I'm in a kind of haze. I do my design work, which consists mostly of file maintenance right now; try to get both projects moving forward at an adequate pace. Then there are the Death Papers. Everyone who had business with Steve when he died has to be notified, documentation processed, and procedure followed to the letter. So I hop between deadlines and death, and try to make progress on things around the house in between. I shut down easily, though, and most days I take a short nap in the afternoon to change gears between these three very different chores.

The day after the last blog entry, I went down to the bank to make sure his credit card was flagged and the mortgage and equity account payments were made on time. When I got home, the Neptune Society (over Toluca Lake way in the San Fernando Valley) called to say the death certificates had arrived, Steve's cremains to go were ready, and I could drop by and pick them up, if I wanted.

So the next afternoon, I picked him up. I knew just where he was going to go; I'd known it for months: sitting at the center of the platform, a photo of him and me from an Oscar party last year at Steve and Roberto's home. He had wanted me to don a rainbow afro wig for the picture, but I felt a white feather boa was quite enough fabulousness for me, thank you very much.

A lot of my time is taken up with folding, bagging and making an inventory of his things, since I plan to donate most stuff to the Rescue Mission and Out of the Closet. So a fond memory is touched with each shirt I fold, each pair of shoes I match up and carefully tie together: walking through the old-growth redwoods in Eureka, strolling through the Louvre in Paris.

The strangest thing so far, though, has been pulling out boxes that I have never seen open since I moved to Pasadena nearly nine years ago. Most of the stuff is from his tour of duty in Viet Nam (like a monstrous scrapbook with every letter he wrote his mother while on deployment. His Purple Heart and its certificate. High school yearbooks, letters, notes and cards. What to keep, what to donate, what to toss?

And, lastly, an odd side effect of this process is that I'm going through my things and seeing what's there that I can cull out and release. I'm not being reckless about it, but all the closets in the house are filled with things that I haven't looked at or used, some for more than a decade. And don't even get me thinking about tackling the CD collection: hundreds to go through.

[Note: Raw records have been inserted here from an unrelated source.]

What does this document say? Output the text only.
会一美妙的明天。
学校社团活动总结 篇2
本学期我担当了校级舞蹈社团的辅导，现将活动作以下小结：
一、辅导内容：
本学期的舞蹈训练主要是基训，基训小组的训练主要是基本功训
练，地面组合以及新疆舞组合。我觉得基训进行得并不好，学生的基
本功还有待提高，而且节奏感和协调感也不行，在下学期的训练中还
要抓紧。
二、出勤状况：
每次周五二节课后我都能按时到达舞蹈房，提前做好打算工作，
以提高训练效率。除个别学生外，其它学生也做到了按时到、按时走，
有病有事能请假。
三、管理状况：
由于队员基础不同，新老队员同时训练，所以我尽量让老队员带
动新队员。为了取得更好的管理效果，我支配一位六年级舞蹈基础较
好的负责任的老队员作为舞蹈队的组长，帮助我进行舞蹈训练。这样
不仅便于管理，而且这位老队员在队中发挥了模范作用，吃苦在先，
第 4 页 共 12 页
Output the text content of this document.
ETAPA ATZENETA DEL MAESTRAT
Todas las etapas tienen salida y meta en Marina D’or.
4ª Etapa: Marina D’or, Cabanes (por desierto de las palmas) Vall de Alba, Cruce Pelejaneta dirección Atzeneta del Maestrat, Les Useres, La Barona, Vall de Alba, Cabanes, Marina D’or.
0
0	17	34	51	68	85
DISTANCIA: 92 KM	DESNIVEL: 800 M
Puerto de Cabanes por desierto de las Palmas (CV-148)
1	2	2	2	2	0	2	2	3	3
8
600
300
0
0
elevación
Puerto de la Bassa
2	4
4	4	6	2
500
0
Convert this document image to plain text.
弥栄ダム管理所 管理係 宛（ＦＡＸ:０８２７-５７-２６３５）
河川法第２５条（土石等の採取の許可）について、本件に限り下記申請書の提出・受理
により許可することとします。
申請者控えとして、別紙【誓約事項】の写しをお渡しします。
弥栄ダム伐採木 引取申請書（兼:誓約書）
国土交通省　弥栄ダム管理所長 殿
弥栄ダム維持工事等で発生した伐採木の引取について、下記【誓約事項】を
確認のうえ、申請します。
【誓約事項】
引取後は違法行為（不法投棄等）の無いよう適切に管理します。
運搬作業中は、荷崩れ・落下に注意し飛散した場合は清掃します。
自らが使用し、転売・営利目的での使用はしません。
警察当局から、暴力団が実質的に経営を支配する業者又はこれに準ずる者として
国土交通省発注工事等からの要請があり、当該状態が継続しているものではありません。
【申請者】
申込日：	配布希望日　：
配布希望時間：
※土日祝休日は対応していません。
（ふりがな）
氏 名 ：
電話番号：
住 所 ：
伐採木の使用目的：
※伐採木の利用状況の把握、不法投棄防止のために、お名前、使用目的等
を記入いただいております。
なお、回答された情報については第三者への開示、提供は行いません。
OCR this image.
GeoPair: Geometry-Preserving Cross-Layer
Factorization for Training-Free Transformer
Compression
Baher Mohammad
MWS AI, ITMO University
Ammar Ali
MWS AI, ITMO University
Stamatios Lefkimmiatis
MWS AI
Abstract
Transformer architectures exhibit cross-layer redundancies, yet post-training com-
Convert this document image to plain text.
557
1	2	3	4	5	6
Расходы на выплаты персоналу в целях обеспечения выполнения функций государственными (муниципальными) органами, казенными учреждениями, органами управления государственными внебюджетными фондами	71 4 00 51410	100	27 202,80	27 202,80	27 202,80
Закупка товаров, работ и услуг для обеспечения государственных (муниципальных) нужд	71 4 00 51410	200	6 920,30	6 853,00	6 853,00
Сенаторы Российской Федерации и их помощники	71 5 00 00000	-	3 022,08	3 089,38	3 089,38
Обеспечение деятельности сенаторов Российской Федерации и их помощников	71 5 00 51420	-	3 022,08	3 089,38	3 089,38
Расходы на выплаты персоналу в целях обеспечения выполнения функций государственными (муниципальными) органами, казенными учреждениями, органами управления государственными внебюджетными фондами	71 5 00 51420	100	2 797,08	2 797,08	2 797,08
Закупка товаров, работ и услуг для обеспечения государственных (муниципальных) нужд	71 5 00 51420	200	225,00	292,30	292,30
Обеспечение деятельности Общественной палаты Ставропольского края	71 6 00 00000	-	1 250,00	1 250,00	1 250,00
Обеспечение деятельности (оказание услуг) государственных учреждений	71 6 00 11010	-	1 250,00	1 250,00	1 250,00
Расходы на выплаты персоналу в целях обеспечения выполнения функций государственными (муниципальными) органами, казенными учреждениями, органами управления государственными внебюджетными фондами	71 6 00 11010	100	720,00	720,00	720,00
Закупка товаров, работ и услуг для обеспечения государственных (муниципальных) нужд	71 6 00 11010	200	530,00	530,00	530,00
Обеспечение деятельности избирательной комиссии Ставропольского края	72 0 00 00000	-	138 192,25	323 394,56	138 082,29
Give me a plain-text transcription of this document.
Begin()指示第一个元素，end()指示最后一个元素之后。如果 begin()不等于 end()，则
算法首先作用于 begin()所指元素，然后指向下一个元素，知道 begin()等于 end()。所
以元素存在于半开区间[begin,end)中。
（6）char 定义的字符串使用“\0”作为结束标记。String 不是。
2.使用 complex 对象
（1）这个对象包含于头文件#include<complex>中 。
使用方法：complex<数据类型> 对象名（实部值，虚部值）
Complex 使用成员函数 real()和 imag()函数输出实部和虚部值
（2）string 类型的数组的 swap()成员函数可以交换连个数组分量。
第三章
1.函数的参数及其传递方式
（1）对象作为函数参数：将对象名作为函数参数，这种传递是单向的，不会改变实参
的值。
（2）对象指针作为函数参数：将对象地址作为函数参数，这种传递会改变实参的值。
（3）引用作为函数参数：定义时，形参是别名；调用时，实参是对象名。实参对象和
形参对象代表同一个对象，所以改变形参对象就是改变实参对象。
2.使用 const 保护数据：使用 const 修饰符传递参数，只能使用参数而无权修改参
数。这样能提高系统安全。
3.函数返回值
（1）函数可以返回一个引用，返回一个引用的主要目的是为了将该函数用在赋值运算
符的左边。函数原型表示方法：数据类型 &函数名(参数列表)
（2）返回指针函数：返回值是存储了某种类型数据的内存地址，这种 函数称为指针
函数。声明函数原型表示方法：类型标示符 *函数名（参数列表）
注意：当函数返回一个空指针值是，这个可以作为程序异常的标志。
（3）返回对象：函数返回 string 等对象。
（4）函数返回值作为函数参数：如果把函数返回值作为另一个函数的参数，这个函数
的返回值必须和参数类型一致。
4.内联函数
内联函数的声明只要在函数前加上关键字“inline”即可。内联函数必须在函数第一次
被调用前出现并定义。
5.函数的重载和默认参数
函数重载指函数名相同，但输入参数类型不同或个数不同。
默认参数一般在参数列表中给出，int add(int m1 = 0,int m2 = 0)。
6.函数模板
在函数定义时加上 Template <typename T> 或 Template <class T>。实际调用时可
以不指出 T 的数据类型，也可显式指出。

Kittie and David came down again this weekend. Kittie cooked, went through the paperwork we have left to pull all the documents the attorney will need for the probate petition, and helped me clear out and pack Steve's things in the dresser. David untangled an ivy plant from its holder on the patio and helped me build a moss cage in the holder, transplanting the ivy from its small pot into the moss-lined holder.

And it was time with family. It was time with company. It was people filling up the solitude. I know, at some point, the house will fit me and feel like home with just me here, but for now I still suppose I hear Steve upstairs, when it's the cats knocking something over. They're on edge, too, because they know something's going on, and they know they haven't seen Steve for nearly two months.

I keep pointing out the very nice box on the platform in the living room, but I don't think the cats get that what's left of Steve is sitting up with Shakespeare and the Oxford Dictionary.